Bien que la transition vers un régime civil en 2012 ait semblé se dérouler relativement rapidement - il a fallu environ un mois à la CEDEAO pour négocier  un transfert à un gouvernement civil intérimaire - elle a masqué l'ingérence continue de l'armée qui a conservé  un pouvoir considérable dans les coulisses pendant de nombreux mois. Par exemple, quelques semaines à peine après le coup d'État, l'armée a orchestré une attaque de foule  qui a envoyé le président par intérim à l'étranger pour un traitement médical.
 
Cette situation a duré jusqu'en 2013, date à laquelle l' intervention militaire française contre les militants djihadistes a commencé  . D'après ma propre analyse, la présence des troupes françaises a découragé les militaires maliens de se mêler trop ouvertement de la politique.
 
En août 2013, le président Keita a été élu président et, jusqu'à présent, semblait avoir été en mesure de garder l'armée sous contrôle, mais les officiers militaires menant le coup d'État semblent avoir été encouragés par les manifestations de rue des deux derniers mois.

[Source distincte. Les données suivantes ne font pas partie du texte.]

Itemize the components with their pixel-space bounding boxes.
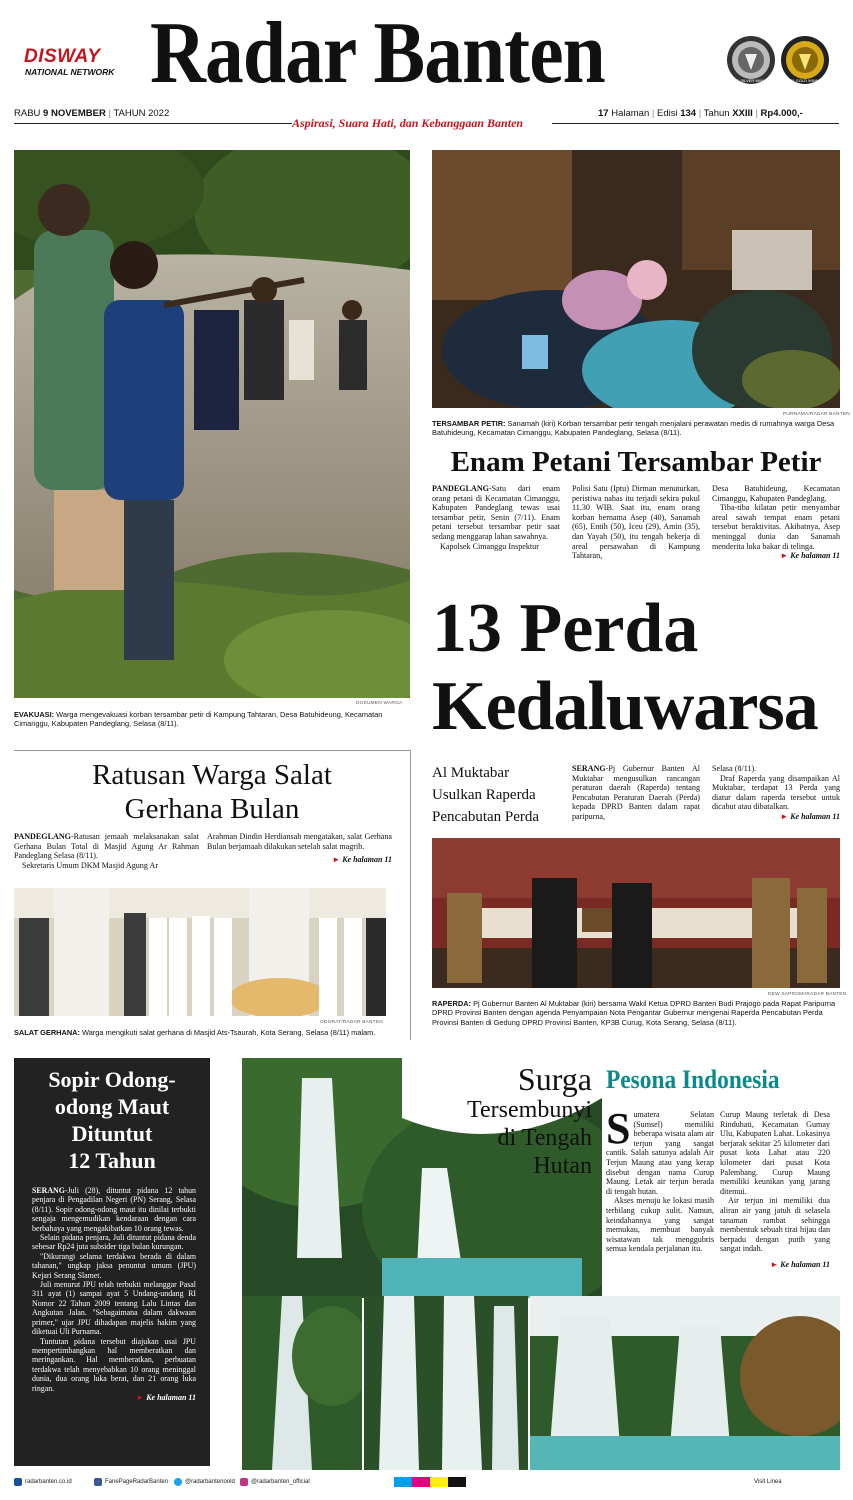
gerhana-photo — [14, 888, 386, 1016]
drop-cap: S — [606, 1104, 631, 1153]
edition-info: 17 Halaman | Edisi 134 | Tahun XXIII | Rp4.000,- — [598, 108, 803, 119]
odong-continue-link[interactable]: Ke halaman 11 — [146, 1392, 196, 1402]
footer — [14, 1476, 840, 1490]
tagline: Aspirasi, Suara Hati, dan Kebanggaan Banten — [292, 116, 524, 130]
pesona-continue-link[interactable]: Ke halaman 11 — [780, 1259, 830, 1269]
gerhana-caption: SALAT GERHANA: Warga mengikuti salat gerhana di Masjid Ats-Tsaurah, Kota Serang, Selasa (8/11) malam. — [14, 1028, 376, 1037]
petir-continue-link[interactable]: Ke halaman 11 — [790, 551, 840, 561]
perda-headline-1: 13 Perda — [432, 590, 699, 667]
date: 9 NOVEMBER — [43, 108, 106, 119]
pesona-brand: Pesona Indonesia — [606, 1065, 780, 1094]
perda-col-2: Selasa (8/11). Draf Raperda yang disampaikan Al Muktabar, terdapat 13 Perda yang diatur dalam raperda tersebut untuk dicabut atau dibatalkan. ► Ke halaman 11 — [712, 764, 840, 821]
petir-credit: PURNAMA/RADAR BANTEN — [783, 412, 850, 417]
gerhana-continue-link[interactable]: Ke halaman 11 — [342, 855, 392, 865]
facebook-icon — [94, 1478, 102, 1486]
petir-headline: Enam Petani Tersambar Petir — [450, 446, 822, 478]
pesona-col-2: Curup Maung terletak di Desa Rinduhati, Kecamatan Gumay Ulu, Kabupaten Lahat. Lokasinya berjarak sekitar 25 kilometer dari pusat kota Lahat atau 220 kilometer dari pusat Kota Palembang. Curup Maung memiliki keunikan yang jarang ditemui. Air terjun ini memiliki dua aliran air yang jatuh di selasela tanaman rambat sehingga membentuk sebuah tirai hijau dan berpadu dengan putih yang sangat indah. ► Ke halaman 11 — [720, 1110, 830, 1269]
gerhana-credit: ODORAT/RADAR BANTEN — [320, 1020, 383, 1025]
petir-caption: TERSAMBAR PETIR: Sanamah (kiri) Korban tersambar petir tengah menjalani perawatan medis di rumahnya warga Desa Batuhideung, Kecamatan Cimanggu, Kabupaten Pandeglang, Selasa (8/11). — [432, 419, 835, 438]
twitter-icon — [174, 1478, 182, 1486]
odong-body: SERANG-Juli (28), dituntut pidana 12 tahun penjara di Pengadilan Negeri (PN) Serang, Selasa (8/11). Sopir odong-odong maut itu dinilai terbukti sengaja mengemudikan kendaraan dengan cara berbahaya yang mengakibatkan 10 orang tewas. Selain pidana penjara, Juli dituntut pidana denda sebesar Rp24 juta subsider tiga bulan kurungan. "Dikurangi selama terdakwa berada di dalam tahanan," ungkap jaksa penuntut umum (JPU) Kejari Serang Slamet. Juli menurut JPU telah terbukti melanggar Pasal 311 ayat (1) sampai ayat 5 Undang-undang RI Nomor 22 Tahun 2009 tentang Lalu Lintas dan Angkutan Jalan. "Sebagaimana dalam dakwaan primer," ujar JPU dihadapan majelis hakim yang diketuai Uli Purnama. Tuntutan pidana tersebut diajukan usai JPU mempertimbangkan hal memberatkan dan meringankan. Hal memberatkan, perbuatan terdakwa telah menyebabkan 10 orang meninggal dunia, dua orang luka berat, dan 21 orang luka ringan. ► Ke halaman 11 — [32, 1186, 196, 1402]
perda-credit: DEW SAPROMI/RADAR BANTEN — [768, 992, 847, 997]
evakuasi-caption: EVAKUASI: Warga mengevakuasi korban tersambar petir di Kampung Tahtaran, Desa Batuhideung, Kecamatan Cimanggu, Kabupaten Pandeglang, Selasa (8/11). — [14, 710, 383, 729]
evakuasi-credit: DOKUMEN WARGA — [356, 701, 403, 706]
date-day: RABU — [14, 108, 41, 119]
color-registration-bar — [394, 1477, 466, 1487]
disway-logo: DISWAY — [24, 46, 101, 67]
instagram-icon — [240, 1478, 248, 1486]
footer-website[interactable]: radarbanten.co.id — [25, 1479, 72, 1485]
date-year: TAHUN 2022 — [113, 108, 170, 119]
odong-box — [14, 1058, 210, 1466]
masthead — [0, 0, 853, 135]
gerhana-top-rule — [14, 750, 410, 751]
petir-col-1: PANDEGLANG-Satu dari enam orang petani di Kecamatan Cimanggu, Kabupaten Pandeglang tewas usai tersambar petir, Senin (7/11). Enam petani tersebut tersambar petir saat sedang menggarap lahan sawahnya. Kapolsek Cimanggu Inspektur — [432, 484, 560, 551]
perda-col-1: SERANG-Pj Gubernur Banten Al Muktabar mengusulkan rancangan peraturan daerah (Raperda) tentang Pencabutan Peraturan Daerah (Perda) kepada DPRD Banten dalam rapat paripurna, — [572, 764, 700, 821]
petir-col-2: Polisi Satu (Iptu) Dirman menuturkan, peristiwa nahas itu terjadi sekira pukul 11.30 WIB. Saat itu, enam orang korban bernama Asep (40), Sanamah (65), Entih (50), Iceu (29), Amin (35), dan Yayah (50), itu tengah bekerja di areal persawahan di Kampung Tahtaran, — [572, 484, 700, 561]
evakuasi-photo — [14, 150, 410, 698]
pesona-col-1: Sumatera Selatan (Sumsel) memiliki beberapa wisata alam air terjun yang sangat cantik. Salah satunya adalah Air Terjun Maung atau yang kerap disebut dengan nama Curup Maung. Letak air terjun berada di tengah hutan. Akses menuju ke lokasi masih terbilang cukup sulit. Namun, keindahannya yang sangat memukau, membuat banyak wisatawan tak menggubris semua kendala perjalanan itu. — [606, 1104, 714, 1254]
odong-headline: Sopir Odong- odong Maut Dituntut 12 Tahun — [48, 1067, 176, 1173]
pesona-headline: Surga Tersembunyi di Tengah Hutan — [467, 1061, 592, 1179]
petir-col-3: Desa Batuhideung, Kecamatan Cimanggu, Kabupaten Pandeglang. Tiba-tiba kilatan petir menyambar areal sawah tempat enam petani tersebut beraktivitas. Akibatnya, Asep meninggal dunia dan Sanamah menderita luka bakar di telinga. ► Ke halaman 11 — [712, 484, 840, 561]
disway-subtitle: NATIONAL NETWORK — [25, 67, 115, 77]
award-gold-icon — [780, 34, 830, 90]
date-line: RABU 9 NOVEMBER | TAHUN 2022 — [14, 108, 170, 119]
footer-right-text: Visit Linea — [754, 1479, 782, 1485]
perda-caption: RAPERDA: Pj Gubernur Banten Al Muktabar (kiri) bersama Wakil Ketua DPRD Banten Budi Prajogo pada Rapat Paripurna DPRD Provinsi Banten dengan agenda Penyampaian Nota Pengantar Gubernur mengenai Raperda Pencabutan Perda Provinsi Banten di Gedung DPRD Provinsi Banten, KP3B Curug, Kota Serang, Selasa (8/11). — [432, 999, 836, 1027]
perda-subhead: Al Muktabar Usulkan Raperda Pencabutan Perda — [432, 765, 540, 825]
newspaper-title: Radar Banten — [150, 5, 605, 102]
gerhana-col-2: Arahman Dindin Herdiansah mengatakan, salat Gerhana Bulan berjamaah dilakukan setelah salat magrib. ► Ke halaman 11 — [207, 832, 392, 865]
masthead-rule-right — [552, 123, 839, 124]
award-silver-label: 2021 SILVER WINNER — [730, 78, 772, 83]
petir-photo — [432, 150, 840, 408]
perda-continue-link[interactable]: Ke halaman 11 — [790, 811, 840, 821]
footer-facebook[interactable]: FanePageRadarBanten — [105, 1479, 169, 1485]
award-silver-icon — [726, 34, 776, 90]
gerhana-col-1: PANDEGLANG-Ratusan jemaah melaksanakan salat Gerhana Bulan Total di Masjid Agung Ar Rahman Pandeglang Selasa (8/11). Sekretaris Umum DKM Masjid Agung Ar — [14, 832, 199, 870]
perda-headline-2: Kedaluwarsa — [432, 668, 818, 745]
website-icon — [14, 1478, 22, 1486]
footer-twitter[interactable]: @radarbantenoold — [185, 1479, 235, 1485]
award-gold-label: 2021 GOLD WINNER — [785, 78, 825, 83]
waterfall-center-photo — [364, 1296, 528, 1470]
gerhana-side-rule — [410, 750, 411, 1040]
gerhana-headline: Ratusan Warga Salat Gerhana Bulan — [92, 759, 332, 825]
masthead-rule — [14, 123, 292, 124]
perda-photo — [432, 838, 840, 988]
footer-instagram[interactable]: @radarbanten_official — [251, 1479, 310, 1485]
waterfall-left-photo — [242, 1296, 362, 1470]
waterfall-right-photo — [530, 1296, 840, 1470]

Comment la transition vers un gouvernement civil devrait-elle cette fois être gérée pour assurer la stabilité politique du pays?

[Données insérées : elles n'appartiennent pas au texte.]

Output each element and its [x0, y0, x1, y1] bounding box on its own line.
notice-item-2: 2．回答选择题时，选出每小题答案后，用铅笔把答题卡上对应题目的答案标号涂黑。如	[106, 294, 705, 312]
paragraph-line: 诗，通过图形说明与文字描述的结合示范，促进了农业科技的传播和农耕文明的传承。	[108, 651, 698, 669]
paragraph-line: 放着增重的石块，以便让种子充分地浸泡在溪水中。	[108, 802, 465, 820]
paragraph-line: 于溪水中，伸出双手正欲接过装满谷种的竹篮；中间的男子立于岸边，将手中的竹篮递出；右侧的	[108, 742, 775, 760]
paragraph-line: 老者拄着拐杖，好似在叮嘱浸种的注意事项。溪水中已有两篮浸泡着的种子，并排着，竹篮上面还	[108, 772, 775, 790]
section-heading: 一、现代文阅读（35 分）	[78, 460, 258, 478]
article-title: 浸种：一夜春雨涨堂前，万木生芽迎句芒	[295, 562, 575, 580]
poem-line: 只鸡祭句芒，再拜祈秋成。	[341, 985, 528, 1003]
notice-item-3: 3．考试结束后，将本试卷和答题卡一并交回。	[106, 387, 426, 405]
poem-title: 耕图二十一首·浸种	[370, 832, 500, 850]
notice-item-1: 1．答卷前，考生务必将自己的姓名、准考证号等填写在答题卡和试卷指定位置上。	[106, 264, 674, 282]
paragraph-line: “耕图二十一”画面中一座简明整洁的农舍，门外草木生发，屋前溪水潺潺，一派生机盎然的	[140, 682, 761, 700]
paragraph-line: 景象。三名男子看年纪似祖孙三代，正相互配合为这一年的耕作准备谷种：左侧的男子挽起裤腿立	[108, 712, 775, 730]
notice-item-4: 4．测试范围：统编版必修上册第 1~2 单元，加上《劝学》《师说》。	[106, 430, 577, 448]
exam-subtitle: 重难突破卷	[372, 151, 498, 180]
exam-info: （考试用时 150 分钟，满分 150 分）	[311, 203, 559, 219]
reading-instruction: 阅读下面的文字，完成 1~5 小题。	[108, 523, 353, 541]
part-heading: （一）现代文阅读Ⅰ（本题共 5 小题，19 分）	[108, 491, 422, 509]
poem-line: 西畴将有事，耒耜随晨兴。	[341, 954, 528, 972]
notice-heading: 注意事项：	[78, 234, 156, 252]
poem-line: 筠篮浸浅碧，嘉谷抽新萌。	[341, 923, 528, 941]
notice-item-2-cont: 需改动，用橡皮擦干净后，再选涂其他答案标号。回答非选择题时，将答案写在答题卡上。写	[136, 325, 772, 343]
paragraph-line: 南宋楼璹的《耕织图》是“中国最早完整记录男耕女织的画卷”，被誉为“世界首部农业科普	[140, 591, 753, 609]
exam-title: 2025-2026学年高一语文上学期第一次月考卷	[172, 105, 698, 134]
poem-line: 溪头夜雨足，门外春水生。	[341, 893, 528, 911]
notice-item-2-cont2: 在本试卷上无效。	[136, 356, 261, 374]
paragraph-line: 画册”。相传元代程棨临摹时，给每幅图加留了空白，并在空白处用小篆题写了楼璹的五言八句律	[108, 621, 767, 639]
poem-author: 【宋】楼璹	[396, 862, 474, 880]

La transition vers un gouvernement civil ne se fera pas sans heurts.
 
Il existe une grande méfiance du public  à Bamako envers les politiciens. En vertu de la constitution malienne de 1992, le président de l'Assemblée nationale est censé devenir président par intérim et organiser de nouvelles élections après la démission d'un président, mais le président Keïta a dissous  le corps avant de démissionner. Cela ne laisse aucun successeur évident.
 
La constitution demande également que de nouvelles élections soient organisées dans un délai très court  - à peine 40 jours - après la mise en place d'un gouvernement intérimaire. Le respect de cette échéance s'est avéré impossible en 2012 pour le Mali, pays pauvre déchiré par le conflit, et serait également impossible en 2020.
 
Cela laisse la voie à suivre incertaine et nécessite des négociations entre la junte, les groupes de la société civile et les partis politiques maliens, les gouvernements étrangers et les organismes internationaux.

Quelles sont les implications régionales probables, le cas échéant, de ce coup d'État?

Les gouvernements ouest-africains n'aiment pas voir un président, en particulier un élu, renversé du pouvoir par ses propres militaires. La CEDEAO continuera de publier des déclarations fortes et de parler de sanctions. C'est aussi parce que les chefs d'État de toute la région ne veulent pas que leurs propres officiers aient des idées  sur l'imitation de ce qui s'est passé au Mali.
 
Pourtant, nous avons vu en 2012 que la CEDEAO n'avait ni la volonté ni peut-être même la capacité d'isoler le Mali économiquement. Je ne m'attends pas à ce que cela ait changé, mais les enjeux sont différents cette fois-ci: le Sahel est un endroit beaucoup plus dangereux en 2020 qu'il ne l'était il y a huit ans. Je m'attendrais à ce que la France et l'ONU, qui ont des milliers de soldats dans le pays, soient les véritables moteurs d'une réponse internationale à ce coup d'État.